Schmerz ist eine Provokation ? schädlich, quälend, verletzend und demütigend. Seine Wahrnehmung ? bei sich oder anderen ? gehört zu den intimsten aller Erfahrungen. Dennoch ist diese Wahrnehmung eingebunden in ein Geflecht historischer und kultureller Koordinaten. Das Zeitalter der Aufklärung sprengte schließlich die Überzeugung, daß Schmerz ein unausweichliches, individuelles Schicksal darstellt und in die Kategorie der unverrückbaren Dinge gehört. Aber an die Stelle des Schmerzes als Gottesurteil oder als Leiden, das Belohnung verspricht, sind neue Mythen von Authentizität, Stärke und Natürlichkeit getreten. Erst wenn wir auch diese neuen Mythen entzaubern, werden wir unser Verhältnis zum Schmerz grundlegend verändern können.
Rezensionsnotiz zu
Frankfurter Rundschau, 16.12.2000
Die Rezensentin Stephanie Castendyk gibt ganz genau den Punkt an, bis zu dem sie dem Buch folgen kann. Die Kritik an einer protestantisch-puritanischen Tradition des Umgangs mit Schmerzen, die das "Ertragen von Leiden" für etwas Edles hält, teilt sie voll und ganz. Die politische Forderung, umfassende Möglichkeiten zur Schmerzbekämpfung bereitzustellen, findet Castendyk "klar und begrüßenswert". Problematisch wird es aber im historischen Teil. Die Ableitung aus dem Protestantismus macht die Rezensentin noch mit; damit aber den "Ausbruch der Barbarei in Deutschland" erklären zu wollen, das gehe nur mit Hilfe arger Verkürzungen.
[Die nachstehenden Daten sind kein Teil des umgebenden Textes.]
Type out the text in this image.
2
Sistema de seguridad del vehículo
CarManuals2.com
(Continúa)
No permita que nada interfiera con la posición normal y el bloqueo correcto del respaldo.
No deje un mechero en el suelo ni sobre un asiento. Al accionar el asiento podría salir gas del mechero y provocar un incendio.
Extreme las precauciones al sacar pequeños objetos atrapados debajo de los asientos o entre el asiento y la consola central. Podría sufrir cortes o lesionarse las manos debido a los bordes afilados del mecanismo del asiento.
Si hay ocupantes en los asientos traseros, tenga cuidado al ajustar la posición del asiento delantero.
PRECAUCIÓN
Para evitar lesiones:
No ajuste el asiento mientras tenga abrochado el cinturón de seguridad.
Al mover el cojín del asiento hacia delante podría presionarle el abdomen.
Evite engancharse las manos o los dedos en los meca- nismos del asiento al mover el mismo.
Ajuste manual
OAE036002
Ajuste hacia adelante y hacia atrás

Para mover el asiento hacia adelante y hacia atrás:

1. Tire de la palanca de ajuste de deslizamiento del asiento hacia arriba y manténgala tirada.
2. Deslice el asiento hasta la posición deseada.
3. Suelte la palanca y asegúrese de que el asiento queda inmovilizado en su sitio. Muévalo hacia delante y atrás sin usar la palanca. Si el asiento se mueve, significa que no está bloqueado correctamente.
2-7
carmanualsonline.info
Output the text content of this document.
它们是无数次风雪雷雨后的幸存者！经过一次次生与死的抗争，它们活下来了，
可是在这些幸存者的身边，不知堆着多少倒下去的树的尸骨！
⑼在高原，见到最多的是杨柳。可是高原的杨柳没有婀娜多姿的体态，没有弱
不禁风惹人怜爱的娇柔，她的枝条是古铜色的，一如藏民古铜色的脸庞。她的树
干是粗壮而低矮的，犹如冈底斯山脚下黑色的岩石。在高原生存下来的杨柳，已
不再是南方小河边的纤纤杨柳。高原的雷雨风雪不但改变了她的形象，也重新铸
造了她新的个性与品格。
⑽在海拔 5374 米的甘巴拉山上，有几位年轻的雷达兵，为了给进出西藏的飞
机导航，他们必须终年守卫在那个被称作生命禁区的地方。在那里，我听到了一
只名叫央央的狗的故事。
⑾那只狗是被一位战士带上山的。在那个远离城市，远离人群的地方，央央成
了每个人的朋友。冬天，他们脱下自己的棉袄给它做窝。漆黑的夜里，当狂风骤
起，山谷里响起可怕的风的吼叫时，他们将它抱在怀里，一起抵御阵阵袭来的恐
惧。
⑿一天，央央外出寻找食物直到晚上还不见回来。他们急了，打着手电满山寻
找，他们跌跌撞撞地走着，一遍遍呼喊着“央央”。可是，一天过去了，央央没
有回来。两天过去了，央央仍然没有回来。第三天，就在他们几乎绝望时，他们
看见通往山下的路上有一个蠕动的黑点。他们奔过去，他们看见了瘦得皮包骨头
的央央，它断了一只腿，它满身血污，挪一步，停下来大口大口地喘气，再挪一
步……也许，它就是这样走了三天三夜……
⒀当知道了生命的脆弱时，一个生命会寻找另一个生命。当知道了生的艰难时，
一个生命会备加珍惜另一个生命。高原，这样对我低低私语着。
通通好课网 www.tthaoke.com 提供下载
Hier, so Castendyks Urteil, "versteigt sich die Autorin". Dann kommt es knüppeldick: über weite Strecken wirke das Buch geradezu unlektoriert, "die Sprache hüpft zwischen Darstellung und wilder Polemik" und unterbiete das Niveau der herbeizitierten Autoren um Längen. Auf ein versöhnliches Wort am Ende der Rezension wartet man dann vergebens.
Rezensionsnotiz zu
Neue Zürcher Zeitung, 21.10.2000
Angetan zeigt sich der Rezensent mit dem Kürzel "lx." in einer knappen Besprechung des Buchs, das sich mit dem kulturellen Diskurs über den Schmerz beschäftigt. Die französische Kulturwissenschaftlerin Azoulay versuche zu zeigen, dass, nachdem die Aufklärung mit der Vorstellung vom Schmerz als "Gottesurteil" aufgeräumt hat, besonders in Deutschland, dem "Land Ernst Jüngers", die Bereitschaft wachse, Schmerz wieder als "gegeben hinzunehmen" und als "deutsche Tugend" zu glorifizieren, so der Rezensent anerkennend.